The Connecticut General Assembly’s appetite for gambling is being tested in every sense as legislators weigh competing proposals for casino expansion from MGM Resorts International and a partnership of the Mashantucket Pequot and Mohegan tribal nations.
Are legislators comfortable allowing the state’s first new casino since the Mohegan Sun opened on Oct. 12, 1996, and made rural southeastern Connecticut the unlikely home of two tribal casinos destined to become, at least for a time, the largest gambling resorts in the world?
If so, they face the same stomach-churning questions as any gambler confronting a big play: What is their tolerance for risk? What is the payout if they win? What are the consequences of a loss? What of doing nothing? And, perhaps, most importantly, do they even know the odds?
Legislators were reminded Monday during a public hearing of the Finance, Revenue and Bonding Committee that, other than a cautionary legal opinion from the attorney general, they are dependent on analyses provided by the competing interests.
Sen. John Fonfara, D-Hartford, co-chair of the finance panel, likened the status quo and the competing proposals for expansion to “a bird in the hand versus two in the bush. He said the choice “doesn’t leave a lot of people comfortable.”

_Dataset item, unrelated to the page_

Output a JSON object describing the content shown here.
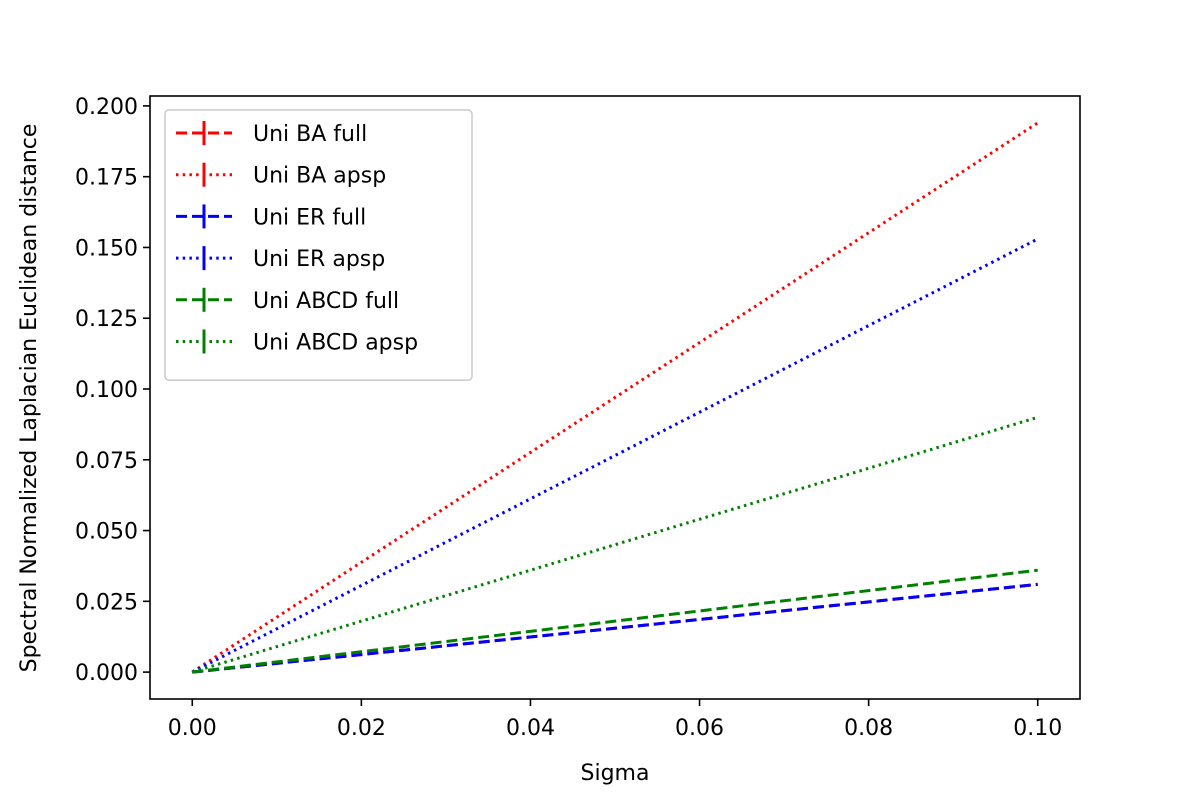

A new report from a consultant hired by the tribes asserts that their proposal to jointly develop a casino off I-91 in East Windsor is the safest way to fight out-of-state competition that already has helped shrink the state’s share of tribal slots revenue from $407 million in 2007 to less than $270 million last year.

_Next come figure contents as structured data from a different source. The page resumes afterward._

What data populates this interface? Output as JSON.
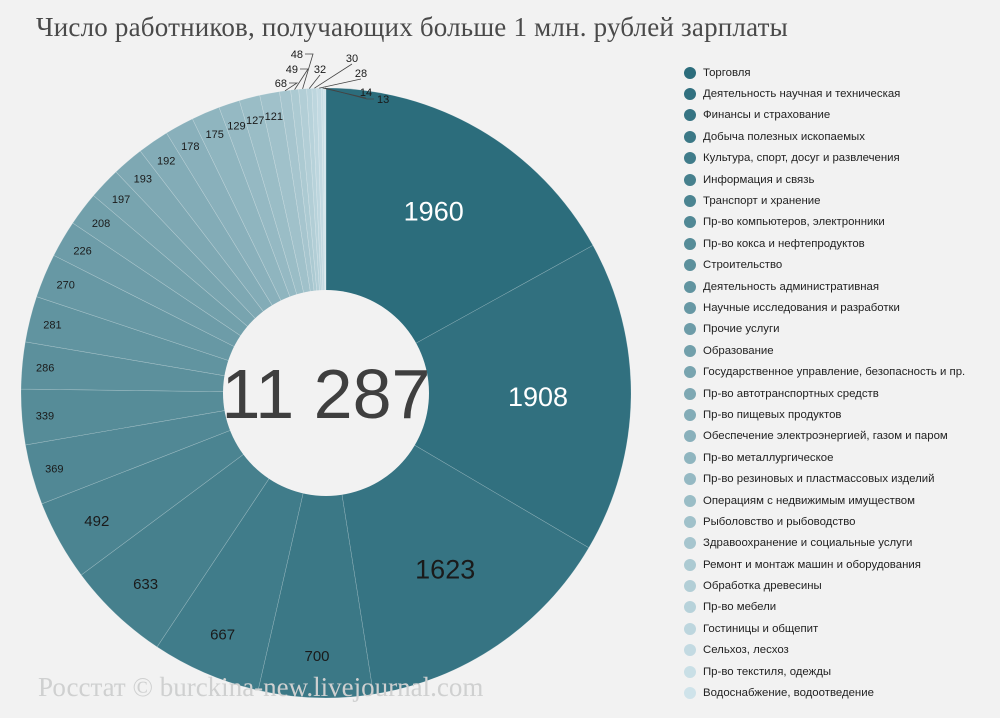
{
  "chart_data": {
    "type": "pie",
    "title": "Число работников, получающих больше 1 млн. рублей зарплаты",
    "total_label": "11 287",
    "legend_position": "right",
    "categories": [
      "Торговля",
      "Деятельность научная и техническая",
      "Финансы и страхование",
      "Добыча полезных ископаемых",
      "Культура, спорт, досуг и развлечения",
      "Информация и связь",
      "Транспорт и хранение",
      "Пр-во компьютеров, электронники",
      "Пр-во кокса и нефтепродуктов",
      "Строительство",
      "Деятельность административная",
      "Научные исследования и разработки",
      "Прочие услуги",
      "Образование",
      "Государственное управление, безопасность и пр.",
      "Пр-во автотранспортных средств",
      "Пр-во пищевых продуктов",
      "Обеспечение электроэнергией, газом и паром",
      "Пр-во металлургическое",
      "Пр-во резиновых и пластмассовых изделий",
      "Операциям с недвижимым имуществом",
      "Рыболовство и рыбоводство",
      "Здравоохранение и социальные услуги",
      "Ремонт и монтаж машин и оборудования",
      "Обработка древесины",
      "Пр-во мебели",
      "Гостиницы и общепит",
      "Сельхоз, лесхоз",
      "Пр-во текстиля, одежды",
      "Водоснабжение, водоотведение"
    ],
    "values": [
      1960,
      1908,
      1623,
      700,
      667,
      633,
      492,
      369,
      339,
      286,
      281,
      270,
      226,
      208,
      197,
      193,
      192,
      178,
      175,
      129,
      127,
      121,
      68,
      49,
      48,
      32,
      30,
      28,
      14,
      13
    ],
    "color_start": "#2c6d7c",
    "color_end": "#cfe3ea"
  },
  "watermark": "Росстат © burckina-new.livejournal.com"
}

MGM insists the state could do better by inviting competitive bids for a casino in lower Fairfield County on the doorstep to the metropolitan New York market.
Senate Majority Leader Bob Duff, D-Norwalk, testified in strong support of the tribes’ request for exclusive rights to an East Windsor casino to preserve market share as MGM opens a gambling resort in nearby Springfield in 2018.

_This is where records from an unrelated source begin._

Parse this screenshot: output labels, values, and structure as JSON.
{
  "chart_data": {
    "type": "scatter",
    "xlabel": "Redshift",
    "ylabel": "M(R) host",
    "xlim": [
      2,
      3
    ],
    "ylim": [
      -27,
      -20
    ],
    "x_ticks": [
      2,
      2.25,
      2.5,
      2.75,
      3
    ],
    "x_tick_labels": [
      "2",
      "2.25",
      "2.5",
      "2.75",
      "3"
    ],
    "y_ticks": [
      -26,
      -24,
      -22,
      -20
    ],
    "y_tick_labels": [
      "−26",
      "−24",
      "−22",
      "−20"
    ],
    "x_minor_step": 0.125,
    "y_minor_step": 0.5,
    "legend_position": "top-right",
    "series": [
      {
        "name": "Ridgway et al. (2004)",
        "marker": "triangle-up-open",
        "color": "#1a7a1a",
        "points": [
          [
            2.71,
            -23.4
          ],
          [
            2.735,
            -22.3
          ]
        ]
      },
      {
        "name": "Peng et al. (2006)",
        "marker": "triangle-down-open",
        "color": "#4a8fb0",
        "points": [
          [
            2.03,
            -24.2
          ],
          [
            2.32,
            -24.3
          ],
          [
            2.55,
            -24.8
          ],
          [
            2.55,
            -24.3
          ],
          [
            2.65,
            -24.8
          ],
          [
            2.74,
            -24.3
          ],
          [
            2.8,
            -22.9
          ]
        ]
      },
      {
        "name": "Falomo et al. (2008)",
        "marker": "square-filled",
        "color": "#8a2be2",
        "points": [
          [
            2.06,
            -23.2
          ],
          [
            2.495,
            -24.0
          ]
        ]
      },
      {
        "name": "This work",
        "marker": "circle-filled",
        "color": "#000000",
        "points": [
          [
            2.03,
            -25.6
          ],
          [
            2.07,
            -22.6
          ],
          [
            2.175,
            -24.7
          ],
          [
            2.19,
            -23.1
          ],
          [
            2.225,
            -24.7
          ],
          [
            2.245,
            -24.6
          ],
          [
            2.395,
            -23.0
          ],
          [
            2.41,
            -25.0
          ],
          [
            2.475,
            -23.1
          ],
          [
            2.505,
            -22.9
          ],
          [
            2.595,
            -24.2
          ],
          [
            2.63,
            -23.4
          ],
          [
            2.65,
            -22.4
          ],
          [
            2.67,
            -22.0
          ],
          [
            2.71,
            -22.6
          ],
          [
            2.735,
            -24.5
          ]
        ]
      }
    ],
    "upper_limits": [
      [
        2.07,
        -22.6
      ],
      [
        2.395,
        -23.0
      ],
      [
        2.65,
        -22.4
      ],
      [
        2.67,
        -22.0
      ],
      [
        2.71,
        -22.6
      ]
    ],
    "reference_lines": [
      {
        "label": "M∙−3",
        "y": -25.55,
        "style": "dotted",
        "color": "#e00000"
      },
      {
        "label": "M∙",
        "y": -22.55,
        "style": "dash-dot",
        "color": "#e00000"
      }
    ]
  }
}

“We have heard from MGM they could do better by building a casino in Fairfield County,” Duff said. “There is a fundamental problem with that proposal: Fairfield County does not want a casino. There are not the votes to pass legislation for a Fairfield County casino.”
As has been the case since the early 1990s, when Gov. Lowell P. Weicker Jr. signed a deal granting the tribal casinos, Foxwoods and Mohegan Sun, exclusive rights to slots in return for 25 percent of the gross slots revenue, the tribes have an edge: Open competition would negate the deal that still produces more than $260 million in annual revenue sharing for the state.
An analysis by Clyde W. Barrow, a consultant hired by the Pequots and Mohegans, claims that a commercial casino in lower Fairfield County, assuming a tax of 25 percent on its gross revenues, would have to generate $1.063 billion in annual gaming revenue just to equal the lost revenue from the tribes.
“The probability of a southwestern Connecticut casino generating $1.063 billion annually in gross gaming revenue is almost zero considering the fact that not a single commercial casino in the United States generates that level of gaming revenue,” Barrow said in a report.
Barrow said even if a major casino could quickly find a site in Fairfield County, its hold on the New York market would be fleeting: A moratorium on a casino in New York City expires in 2020, ensuring competition that would threaten the viability of a casino in Bridgeport or elsewhere in southwestern Connecticut.
Uri Clinton, a vice president of MGM, attacked Barrow’s analysis.
“The numbers Clyde Barrow is putting forth in this effort to confuse the public are pure fantasy,” Clinton said. “The report’s conclusion is undermined by the tribes themselves, as they have repeatedly told their investors that the greatest threat to their two current casinos isn’t Springfield — it’s the casino market that could be accessed if there was a commercial casino in southwest Connecticut.”
A bill outlining a competitive process assumes a 35 percent tax rate, not 25 percent.
But Barrow noted that a previous economic analysis produced by MGM estimated annual gross revenues of $721 million from a Fairfield County casino. Even at a tax of 35 percent, that would produce $252 million for the state — not quite breaking even with the state’s existing slots revenue.
Clinton countered with one of the cautions raised in the attorney general’s opinion: There is no guarantee that the Bureau of Indian Affairs would approve a new deal with continued sharing of the slots revenue.
The tribes say their East Windsor bill is contingent on the BIA reaffirming the old slots deal.
Meanwhile, another gambling interest was heard from Monday, one that doesn’t like either alternative as currently proposed.
Sportech, the operator of off-track betting in Connecticut, said its revenues are expected to decline by up to 21 percent after MGM Springfield opens. The combination of MGM Springfield and an East Windsor casino could cost up to 35 percent of its revenue.
Frank J. Chesky III of Sportech told the committee it should consider steps to help its facilities stay in business, either by allowing them to offer slots or requiring casinos to share some revenue.